Break for a snack and refreshment or a meal if that is what you have planned. Next do some more organized activities. Finally, cake and presents. Moving younger children around in a timely fashion will help keep children from getting into trouble and everyone can enjoy the party.
To serve food or not to serve food may be a question. Shorter parties for younger children do not really require a meal. Snacks and refreshments may be sufficient. For longer parties, you may want to provide a lunch or dinner for the party guests.
Whatever you decide, planning the food to coordinate with the birthday party theme is fun to do. For a luau, serve kebabs. For a picnic, serve hot dogs. You can even get the kids involved by letting them make their own meal such as individual pizzas or a taco bar.
The birthday cake is often a must for any birthday party planning. If you like to bake, you may enjoy creating a unique cake that matches your party’s theme. if you order the cake, there are many designs to choose from at most bakeries.
Whatever your party’s theme, have fun with the decor. Banners, confetti, balloons, lights, and crepe paper are party standards. You can also be more creative depending on your party theme. For example, a beach theme could include sand buckets and shovels, a luau could feature grass skirted tables and tiki lamps, a character party can include images of the character, or a construction theme could include loaders and dump trucks.

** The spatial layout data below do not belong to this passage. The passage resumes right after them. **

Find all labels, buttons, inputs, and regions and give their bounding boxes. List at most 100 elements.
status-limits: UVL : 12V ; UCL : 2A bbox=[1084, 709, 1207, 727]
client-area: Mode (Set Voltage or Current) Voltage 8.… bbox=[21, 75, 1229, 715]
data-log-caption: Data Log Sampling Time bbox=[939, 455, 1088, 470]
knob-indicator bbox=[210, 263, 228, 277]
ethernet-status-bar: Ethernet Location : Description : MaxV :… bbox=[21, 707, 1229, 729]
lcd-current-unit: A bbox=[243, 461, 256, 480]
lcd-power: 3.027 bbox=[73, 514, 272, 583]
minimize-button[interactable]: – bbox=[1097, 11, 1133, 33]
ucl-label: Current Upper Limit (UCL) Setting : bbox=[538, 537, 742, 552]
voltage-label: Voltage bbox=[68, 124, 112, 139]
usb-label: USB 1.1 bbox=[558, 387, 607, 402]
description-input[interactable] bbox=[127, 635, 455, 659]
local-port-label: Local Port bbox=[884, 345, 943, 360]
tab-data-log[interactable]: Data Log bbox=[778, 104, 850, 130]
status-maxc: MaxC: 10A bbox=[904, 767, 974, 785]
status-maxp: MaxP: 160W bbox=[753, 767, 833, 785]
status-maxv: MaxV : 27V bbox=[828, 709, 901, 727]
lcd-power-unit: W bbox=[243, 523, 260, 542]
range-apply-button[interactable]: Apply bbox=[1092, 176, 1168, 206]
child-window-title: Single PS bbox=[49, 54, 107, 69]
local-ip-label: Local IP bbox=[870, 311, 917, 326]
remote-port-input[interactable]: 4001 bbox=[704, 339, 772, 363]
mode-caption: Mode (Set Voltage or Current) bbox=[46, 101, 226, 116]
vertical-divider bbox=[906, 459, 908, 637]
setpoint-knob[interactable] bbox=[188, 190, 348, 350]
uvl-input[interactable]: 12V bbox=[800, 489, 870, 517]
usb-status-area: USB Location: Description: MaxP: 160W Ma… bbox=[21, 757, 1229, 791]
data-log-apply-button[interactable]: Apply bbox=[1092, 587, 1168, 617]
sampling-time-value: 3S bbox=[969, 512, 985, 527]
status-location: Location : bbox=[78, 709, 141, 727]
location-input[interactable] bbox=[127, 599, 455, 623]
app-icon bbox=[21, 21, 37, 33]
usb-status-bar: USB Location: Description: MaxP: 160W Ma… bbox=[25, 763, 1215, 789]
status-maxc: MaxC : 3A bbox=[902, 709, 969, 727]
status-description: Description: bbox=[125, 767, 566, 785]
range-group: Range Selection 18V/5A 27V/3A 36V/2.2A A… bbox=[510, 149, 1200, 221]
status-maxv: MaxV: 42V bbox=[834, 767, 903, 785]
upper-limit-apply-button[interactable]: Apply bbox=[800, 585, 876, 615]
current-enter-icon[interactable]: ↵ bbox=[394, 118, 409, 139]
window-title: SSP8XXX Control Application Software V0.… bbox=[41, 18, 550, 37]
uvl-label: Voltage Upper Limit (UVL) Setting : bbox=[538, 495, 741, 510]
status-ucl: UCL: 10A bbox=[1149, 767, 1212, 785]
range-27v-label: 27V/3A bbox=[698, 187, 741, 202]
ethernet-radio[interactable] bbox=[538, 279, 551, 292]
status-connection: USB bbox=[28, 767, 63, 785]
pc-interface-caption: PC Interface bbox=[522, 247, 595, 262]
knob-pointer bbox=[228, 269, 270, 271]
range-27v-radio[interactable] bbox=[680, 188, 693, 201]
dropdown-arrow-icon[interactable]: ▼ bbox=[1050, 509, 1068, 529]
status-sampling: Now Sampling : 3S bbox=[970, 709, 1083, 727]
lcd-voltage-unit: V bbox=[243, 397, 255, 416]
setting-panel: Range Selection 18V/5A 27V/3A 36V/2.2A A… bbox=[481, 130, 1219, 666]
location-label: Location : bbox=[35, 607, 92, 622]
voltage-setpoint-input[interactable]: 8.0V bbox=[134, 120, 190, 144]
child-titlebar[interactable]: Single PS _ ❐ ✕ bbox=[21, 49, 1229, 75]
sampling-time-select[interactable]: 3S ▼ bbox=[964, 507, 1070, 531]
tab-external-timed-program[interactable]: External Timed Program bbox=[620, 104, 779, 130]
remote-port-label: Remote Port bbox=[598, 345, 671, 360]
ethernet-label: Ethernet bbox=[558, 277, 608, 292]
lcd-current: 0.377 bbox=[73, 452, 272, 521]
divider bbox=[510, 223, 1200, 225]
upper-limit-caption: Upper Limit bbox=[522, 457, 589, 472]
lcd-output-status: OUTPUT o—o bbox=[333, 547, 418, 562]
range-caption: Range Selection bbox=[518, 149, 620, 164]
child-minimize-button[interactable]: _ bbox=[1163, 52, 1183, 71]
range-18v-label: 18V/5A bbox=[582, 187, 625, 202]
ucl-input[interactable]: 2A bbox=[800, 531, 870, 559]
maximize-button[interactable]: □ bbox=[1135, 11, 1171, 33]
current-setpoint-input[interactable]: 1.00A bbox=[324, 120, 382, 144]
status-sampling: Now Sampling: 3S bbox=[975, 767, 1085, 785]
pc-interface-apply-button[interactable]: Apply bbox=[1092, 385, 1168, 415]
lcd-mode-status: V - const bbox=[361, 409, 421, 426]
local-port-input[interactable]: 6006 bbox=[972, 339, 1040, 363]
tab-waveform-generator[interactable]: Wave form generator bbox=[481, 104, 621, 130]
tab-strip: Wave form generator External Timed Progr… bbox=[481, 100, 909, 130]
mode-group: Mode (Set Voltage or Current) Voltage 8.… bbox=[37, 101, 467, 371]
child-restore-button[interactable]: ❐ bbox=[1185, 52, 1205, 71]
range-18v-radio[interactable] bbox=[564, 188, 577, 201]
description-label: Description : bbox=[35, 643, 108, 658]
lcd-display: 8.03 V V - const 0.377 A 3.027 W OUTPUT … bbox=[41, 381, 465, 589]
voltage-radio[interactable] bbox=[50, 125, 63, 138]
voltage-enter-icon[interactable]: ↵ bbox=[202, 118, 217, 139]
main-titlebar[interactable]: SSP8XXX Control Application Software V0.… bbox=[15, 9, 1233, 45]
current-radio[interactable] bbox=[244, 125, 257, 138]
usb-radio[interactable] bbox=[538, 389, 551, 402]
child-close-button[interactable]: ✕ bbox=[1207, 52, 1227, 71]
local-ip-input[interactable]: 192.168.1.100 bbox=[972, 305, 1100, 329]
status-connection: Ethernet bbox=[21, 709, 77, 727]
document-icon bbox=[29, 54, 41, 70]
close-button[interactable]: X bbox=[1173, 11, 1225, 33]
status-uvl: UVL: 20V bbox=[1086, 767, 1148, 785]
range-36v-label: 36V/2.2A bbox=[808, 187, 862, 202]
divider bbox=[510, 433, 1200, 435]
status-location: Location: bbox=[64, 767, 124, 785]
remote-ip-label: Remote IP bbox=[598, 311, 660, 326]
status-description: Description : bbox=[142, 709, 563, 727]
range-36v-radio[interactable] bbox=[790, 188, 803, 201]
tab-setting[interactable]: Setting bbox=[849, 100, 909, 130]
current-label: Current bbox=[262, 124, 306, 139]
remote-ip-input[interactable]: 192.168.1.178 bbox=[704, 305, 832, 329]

Having a timeline can ease your mind during the month of planning a birthday party. Here is a general timeline to consider. You will find yourself checking off the list and have a feeling of accomplishment.
4 weeks before the party
- Decide on your child’s party theme.
- Decide on a guest list.
- Prepare invitations.
- Consider the party venue, entertainment, decorations and food.
3 weeks before the party
- Send invitations. For a smaller party, you can call or send an email or e-vite to your child’s friends
- Purchase decorations or, if you feel creative, plan homemade decorations which will also help with your budget
- Get together party favors
- Arrange for extra help (family, friends, parents, neighbors or a professional party planner)
1 – 2 weeks before the party
- Prepare or buy party favors
- Schedule activities
- Call guests who have not responded to invitations – they could have been lost or misplaced
3 days before the party
- Buy food
1 – 2 days before the party
- Bake the cake if you have not ordered it from a bakery
- Gather together supplies
- Prepare make-ahead food
Other things to consider…
Opening presents at a birthday party can be an important event for the birthday boy or girl but also for the guests as younger children look forward to seeing their gift opened and appreciated. It is an important part of birthday party planning. Keep a list of all birthday gifts and who gave them so you can send a Thank You note after the party. Taking a picture of each gift and including it with the Thank You note is a nice touch.
Have fun planning your next birthday party!